Sombre jour. Le suicide dramatique de Caroline Grandjean, directrice d’école à Moussages dans le Cantal, choque la communauté éducative. Depuis 2023, elle subissait régulièrement des insultes lesbophobes, notamment des tags comme « sale gouine » ou « gouine = pédophile » sur les murs de l'école qu'elle dirigeait, ainsi que des menaces graves, explique nos confères de Franceinfo. Les victimes de harcèlement homophobe, notamment dans le milieu scolaire, dénoncent un manque de soutien institutionnel. L’association des directeurs, S2DE, souligne dans Le Parisien que l’Éducation nationale n’a pas protégé Caroline, qui a été aussi confrontée à un manque de soutien local, la mairie et certains collègues étant peu impliqués. La cellule d’écoute mise en place n’a pas permis de réparer une blessure devenue insupportable.
les victimes ont été découvertes dans une zone connue de rencontres entre hommes. Face à ces éléments, l’association va se constituer partie civile et lance un appel à témoin. « Si le mobile n’est pas encore établi, plusieurs sources proches du dossier évoquent l’hostilité de l’accusé à l’encontre de l’homosexualité, dans un contexte marqué par un discours religieux rigoriste » indique son avocat.
Cette obligation concerne désormais toutes les démarches et documents commerciaux de la SNCF, mais aussi les mentions sur les billets et cartes de réduction. Après avoir consulté la Cour de Justice de l’Union Européenne (CJUE), le Conseil d’État a jugé que le site internet SNCF Connect ne pouvait pas imposer à ses clients de communiquer leur civilité.
Devant le désarroi des jeunes trans, la HAS manque de courage : l’organisme public indépendant a annoncé ne pas se prononcer avant 2026 en ce qui concerne la prise en charge des mineurs souhaitant entamer une transition de genre.
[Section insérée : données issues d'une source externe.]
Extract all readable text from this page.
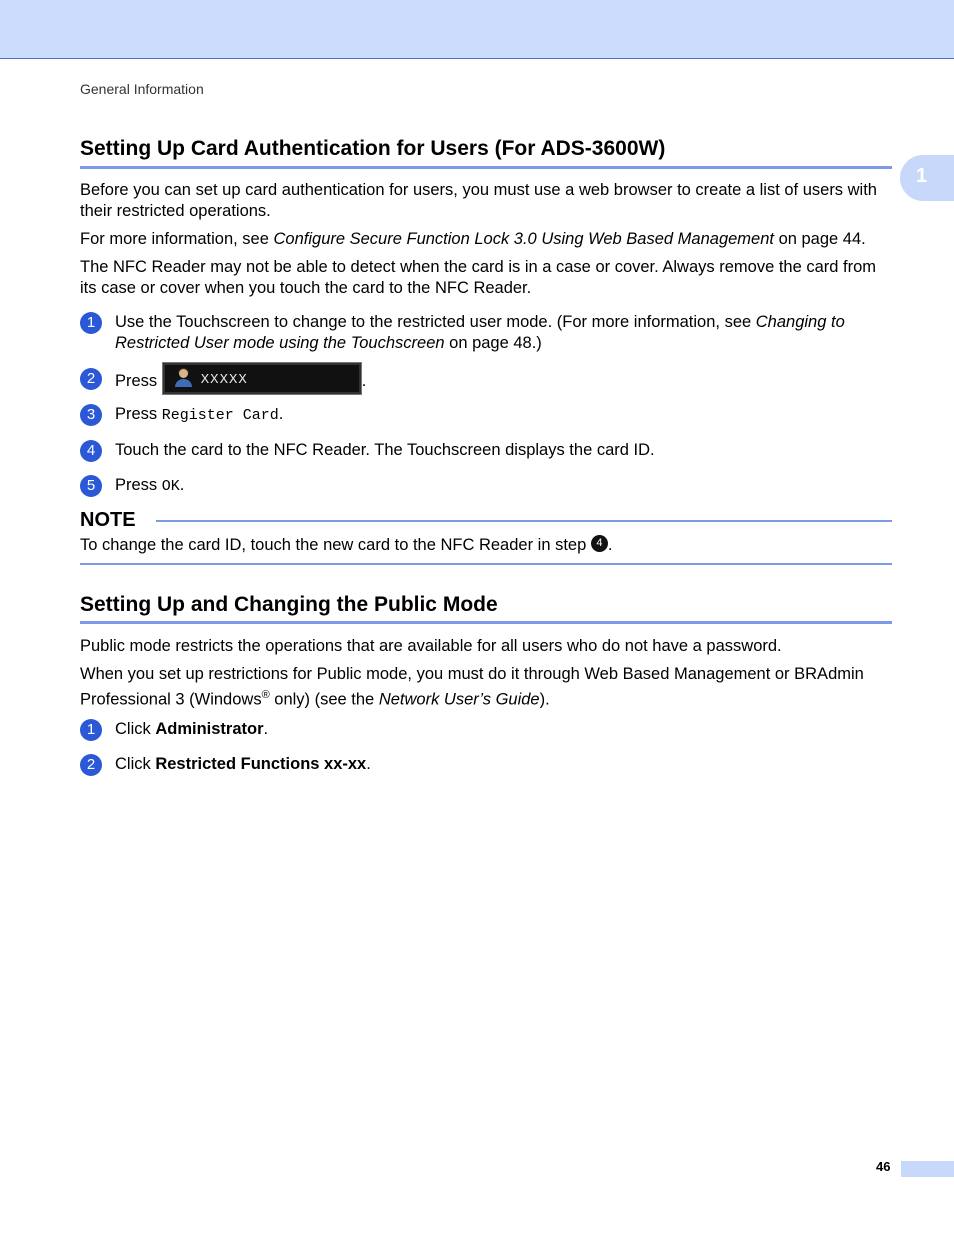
General Information
1
Setting Up Card Authentication for Users (For ADS-3600W)

Before you can set up card authentication for users, you must use a web browser to create a list of users with their restricted operations.

For more information, see Configure Secure Function Lock 3.0 Using Web Based Management on page 44.

The NFC Reader may not be able to detect when the card is in a case or cover. Always remove the card from its case or cover when you touch the card to the NFC Reader.

1	Use the Touchscreen to change to the restricted user mode. (For more information, see Changing to Restricted User mode using the Touchscreen on page 48.)
2	Press	XXXXX	.
3	Press Register Card.
4	Touch the card to the NFC Reader. The Touchscreen displays the card ID.
5	Press OK.
NOTE

To change the card ID, touch the new card to the NFC Reader in step 4 .

Setting Up and Changing the Public Mode

Public mode restricts the operations that are available for all users who do not have a password.

When you set up restrictions for Public mode, you must do it through Web Based Management or BRAdmin Professional 3 (Windows® only) (see the Network User’s Guide).

1	Click Administrator.
2	Click Restricted Functions xx-xx.
46
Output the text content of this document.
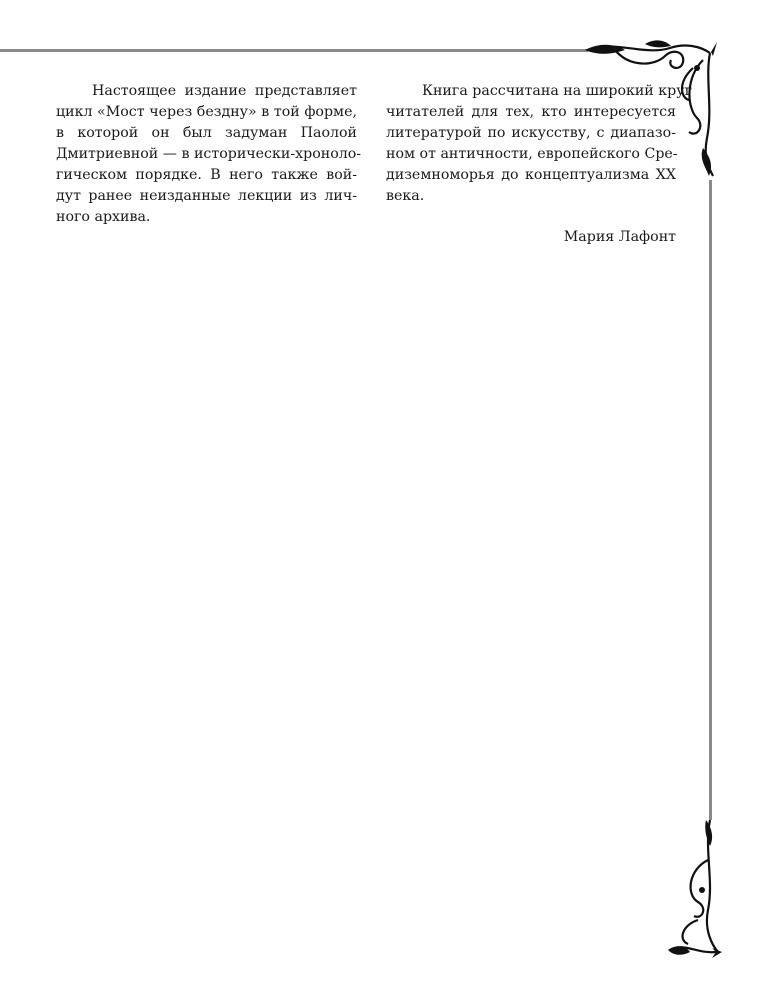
Настоящее издание представляет
цикл «Мост через бездну» в той форме,
в которой он был задуман Паолой
Дмитриевной — в исторически-хроноло-
гическом порядке. В него также вой-
дут ранее неизданные лекции из лич-
ного архива.
Книга рассчитана на широкий круг
читателей для тех, кто интересуется
литературой по искусству, с диапазо-
ном от античности, европейского Сре-
диземноморья до концептуализма XX
века.
Мария Лафонт
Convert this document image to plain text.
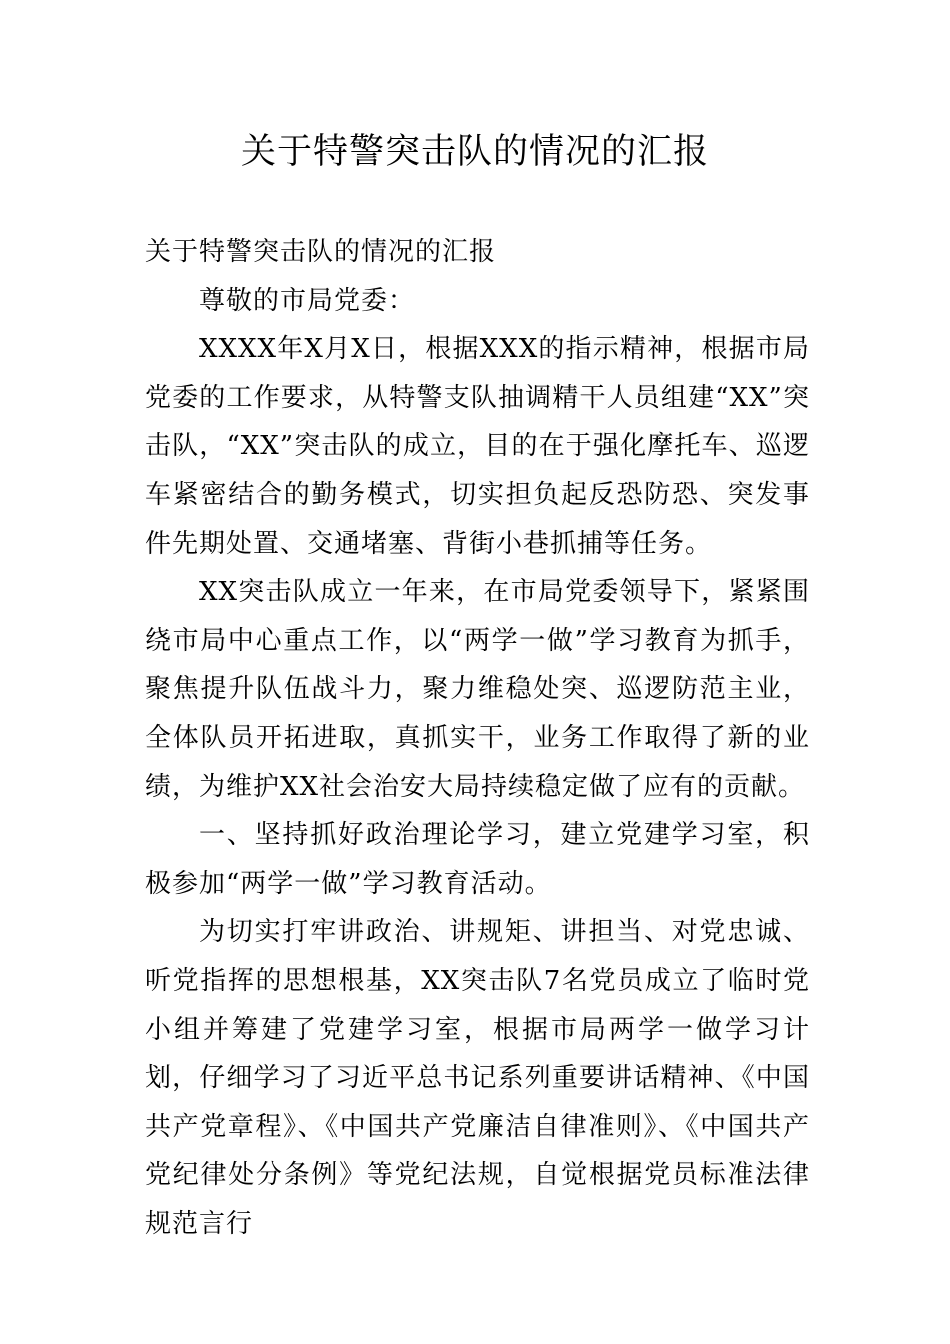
关于特警突击队的情况的汇报

关于特警突击队的情况的汇报

尊敬的市局党委：

XXXX年X月X日，根据XXX的指示精神，根据市局党委的工作要求，从特警支队抽调精干人员组建“XX”突击队，“XX”突击队的成立，目的在于强化摩托车、巡逻车紧密结合的勤务模式，切实担负起反恐防恐、突发事件先期处置、交通堵塞、背街小巷抓捕等任务。

XX突击队成立一年来，在市局党委领导下，紧紧围绕市局中心重点工作，以“两学一做”学习教育为抓手，聚焦提升队伍战斗力，聚力维稳处突、巡逻防范主业，全体队员开拓进取，真抓实干，业务工作取得了新的业绩，为维护XX社会治安大局持续稳定做了应有的贡献。

一、坚持抓好政治理论学习，建立党建学习室，积极参加“两学一做”学习教育活动。

为切实打牢讲政治、讲规矩、讲担当、对党忠诚、听党指挥的思想根基，XX突击队7名党员成立了临时党小组并筹建了党建学习室，根据市局两学一做学习计划，仔细学习了习近平总书记系列重要讲话精神、《中国共产党章程》、《中国共产党廉洁自律准则》、《中国共产党纪律处分条例》等党纪法规，自觉根据党员标准法律规范言行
La raison : l’« absence de consensus » à ce stade.
Plus d’une centaine de célébrités, dont Pedro Pascal, Ariana Grande, Dua Lipa et Daniel Radcliffe, s’élèvent contre le projet de suppression de 50 millions de dollars destinés à la prévention du suicide chez les jeunes LGBTQ+. Dans une lettre ouverte publiée par The Trevor Project, elles dénoncent un recul dramatique des aides vitales, notamment la ligne d’urgence 988, ayant permis près de 1,3 million de contacts. « Aucun jeune ne devrait être privé de soutien », rappellent-elles, soulignant que la crise suicidaire touche une population déjà stigmatisée et discriminée.
Le tribunal brésilien a accordé pour la première fois un document officiel avec une identité neutre en genre, marquant une victoire historique. L’affaire concerne une personne non binaire qui, après avoir commencé une hormonothérapie, avait demandé à être reconnue comme masculine.
Le 16 juin, la juge Venkata Jyothirmai Pratapa a statué que limiter la féminité à la maternité est incompatible avec la Constitution, qui garantit l’égalité et la dignité pour tous. L’affaire, opposant Pokala Shabana à sa famille, concernait la protection contre la violence conjugale.
Après plusieurs années de controverse, la dernière « zone sans LGBT » en Pologne a officiellement abrogé sa « Charte des droits de la famille » marquant la fin d'une période de discrimination institutionnalisée.